En effet, plus que jamais, la question des investissements est d'actualité
dans l'archipel compte tenu du nouveau contexte généré par la recherche
d'hydrocarbures à notre porte, en zone française, par les compagnies Exxon,
Mobil et Gulf.
C'est la troisième fois que j'interviens à cette tribune pour demander au
Gouvernement de boucler le cahier des charges indispensable à la concession par
l'Etat à la collectivité territoriale de ses compétences en matière
d'exploration et d'exploitation des ressources de notre zone économique
exclusive.
Alors que se déroulent des discussions décisives avec les compagnies
étrangères, il devient urgent que cet objectif soit atteint au plus vite. La
poursuite du projet de construction des trois navires d'assistance aux
plates-formes est suspendue à cette inconnue.
J'en viens à ma deuxième remarque.
J'insiste particulièrement sur la vigilance et le soutien le plus ferme dont
doit faire preuve le Gouvernement s'agissant de l'exigence de réciprocité à
tous égards pour ce qui a trait aux opérations d'assistance aux plates-formes
pétrolières au large de l'archipel, si les tout prochains forages se révèlent
fructueux. Il faut absolument que nos navires puissent circuler dans la zone en
toute liberté et réciprocité. Le renouveau du port de Saint-Pierre en dépendra.
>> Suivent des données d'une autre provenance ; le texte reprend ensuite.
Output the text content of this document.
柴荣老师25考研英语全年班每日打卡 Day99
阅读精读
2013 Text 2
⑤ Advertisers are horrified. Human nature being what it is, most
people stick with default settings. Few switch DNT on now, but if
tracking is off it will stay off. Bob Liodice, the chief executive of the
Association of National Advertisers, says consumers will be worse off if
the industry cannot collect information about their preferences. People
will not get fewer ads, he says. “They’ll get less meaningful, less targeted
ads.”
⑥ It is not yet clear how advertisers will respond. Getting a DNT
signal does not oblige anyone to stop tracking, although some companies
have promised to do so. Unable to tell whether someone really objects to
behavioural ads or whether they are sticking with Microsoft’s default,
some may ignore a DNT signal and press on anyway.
Ce pourrait être un volet important en matière de retombées économiques et
d'emploi.
Ma troisième remarque est suscitée par ces développements potentiels ainsi que
par une actualité maritime récente et concerne l'absence à
Saint-Pierre-et-Miquelon d'une antenne du ministère de l'environnement.
Dans les circonstances que l'on peut prévoir, il me semble important pour le
futur de pallier cette lacune, tout comme il est important, sur un autre plan,
d'accorder une attention particulière à la formation professionnelle des jeunes
en raison des perspectives économiques nouvelles.
Sur le plan social, compte tenu du maintien élevé du taux du dollar, qui
renchérit le coût de la vie et dont dépendent nos importations, j'appelle aussi
votre attention sur la nécessité de revaloriser les retraites du secteur privé,
d'autant que nous sommes en présence d'une « fracture sociale » de plus en plus
perceptible.
Autre question récurrente : la régularisation de la situation des
fonctionnaires, magistrats et militaires en poste à Saint-Pierre-et-Miquelon au
regard de leur couverture sociale, précisément pour leur affiliation à la
caisse de prévoyance locale.
Ce dossier, qui traîne depuis une décennie, a fait l'objet d'un recours devant
la juridiction administrative et le décret qui posait problème, celui du 22
juillet 1999, vient d'être récemment annulé en Conseil d'Etat. Il doit être
remplacé par un nouveau décret, dont le projet a été élaboré par les
représentants des fonctionnaires intéressés.
Monsieur le secrétaire d'Etat, je vous demande de soutenir leur action auprès
de vos collègues du Gouvernement afin que les nouvelles dispositions souhaitées
constituent une réaffirmation du statut des fonctionnaires en poste dans
l'archipel, ce qui a été totalement ignoré depuis 1991 malgré de nombreuses
interventions.
Je reviens brièvement sur une question qui n'a guère évolué et qui touche le
domaine de l'organisation judiciaire. Il s'agit de l'absence de titulaire à la
présidence du tribunal de première instance de la collectivité.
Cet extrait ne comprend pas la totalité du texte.